Chapter 1: A Brief Introduction.- Chapter 2: In Theory: Memory as an Affective Archive.- Chapter 3: Memoir and Memory-Traces.- Chapter 4: Cultural Memory, Affect, and Countermonuments.- Chapter 5: Coda: On Memory and Memorial.

About the author

Erica L. Johnson is Professor of English at Pace University in New York.  She is the author of books including Caribbean Ghostwriting (2009), and co-editor of Memory as Colonial Capital (2017) and The Female Face of Shame (2013).

Summary

Cultural Memory, Memorials, and Reparative Writing examines the ways in which memory furnishes important source material in the three distinct areas of critical theory, memoir, and memorial art.
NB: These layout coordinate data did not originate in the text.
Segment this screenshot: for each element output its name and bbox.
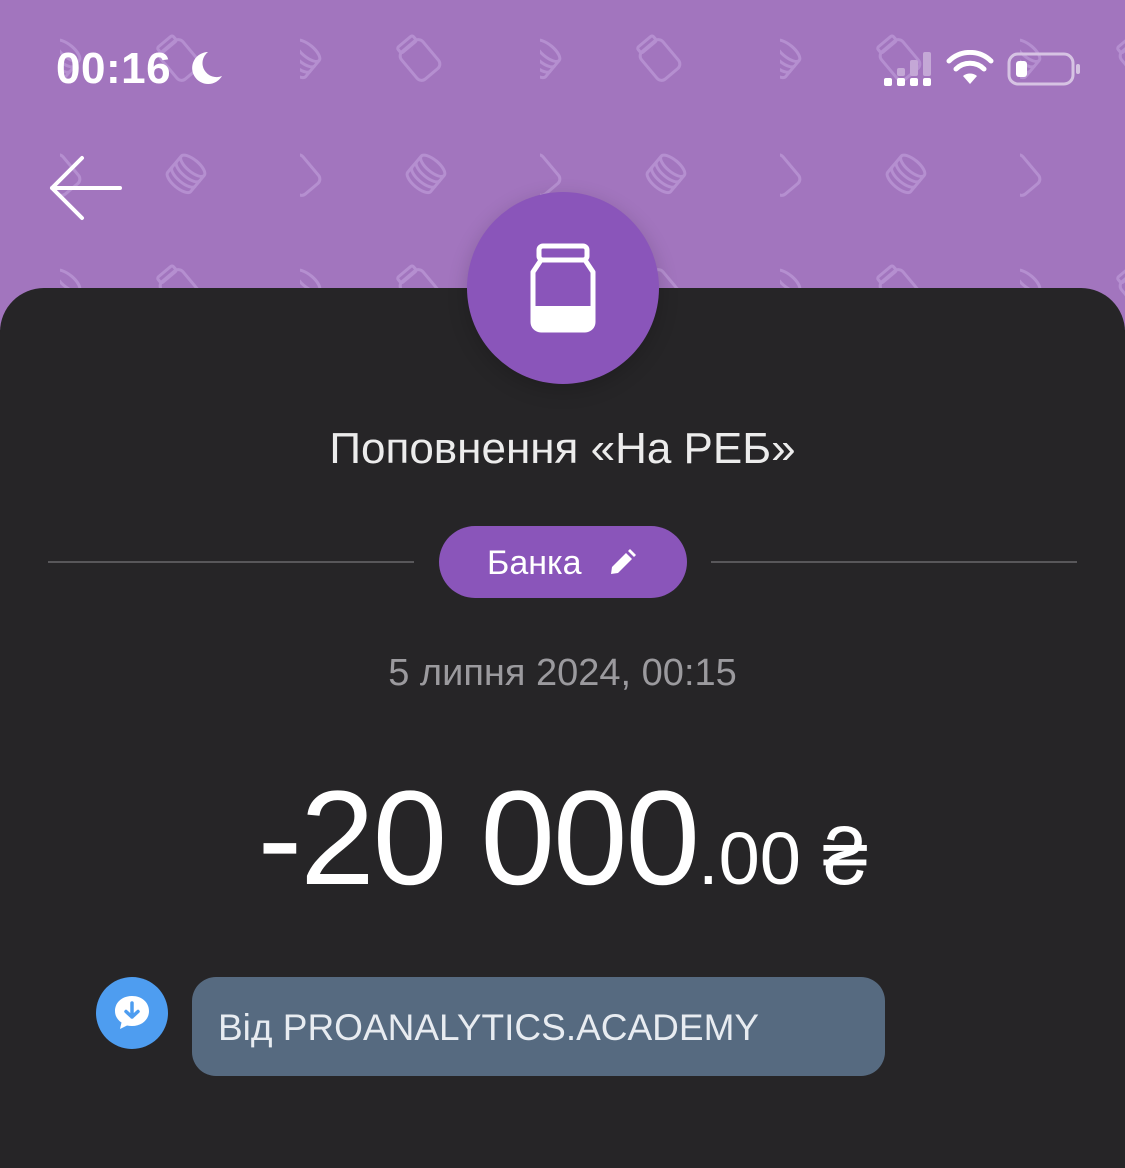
status-time: 00:16 xyxy=(56,44,172,93)
category-label: Банка xyxy=(487,544,582,582)
battery-icon xyxy=(1007,52,1080,86)
transaction-title: Поповнення «На РЕБ» xyxy=(329,424,796,473)
message-download-icon xyxy=(115,996,149,1029)
wifi-icon xyxy=(946,50,994,84)
status-bar: 00:16 xyxy=(0,0,1125,140)
cellular-signal-icon xyxy=(884,52,931,86)
transaction-amount: -20 000.00 ₴ xyxy=(0,762,1125,915)
amount-main: -20 000 xyxy=(257,764,700,913)
divider-left xyxy=(48,561,414,563)
moon-icon xyxy=(192,52,222,84)
jar-icon xyxy=(530,243,596,333)
pencil-icon xyxy=(611,549,636,574)
back-arrow-icon[interactable] xyxy=(44,150,128,226)
comment-icon[interactable] xyxy=(96,977,168,1049)
comment-bubble: Від PROANALYTICS.ACADEMY xyxy=(192,977,885,1076)
jar-avatar xyxy=(467,192,659,384)
transaction-datetime: 5 липня 2024, 00:15 xyxy=(388,652,737,694)
comment-text: Від PROANALYTICS.ACADEMY xyxy=(218,1007,760,1048)
amount-cents: .00 xyxy=(698,817,801,900)
divider-right xyxy=(711,561,1077,563)
category-button[interactable]: Банка xyxy=(439,526,687,598)
currency-symbol: ₴ xyxy=(822,812,868,901)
The book first shows how affect theorists have increasingly complemented more traditional archival research through the use of “academic memoir.”  This theoretical piece is then applied to memoir works by Caribbean writers Dionne Brand and Patrick Chamoiseau, and the final case study in the book interprets as memorial art Kara Walker’s ephemeral 80,000 pound sugar sculpture of 2014. Memory as method; memory as archive; memorial as affect: this book looks at the interplay between archival sources on the one hand, and the affective memories, both personal and collective, that flow from, around, and into the constantly shifting record of the past.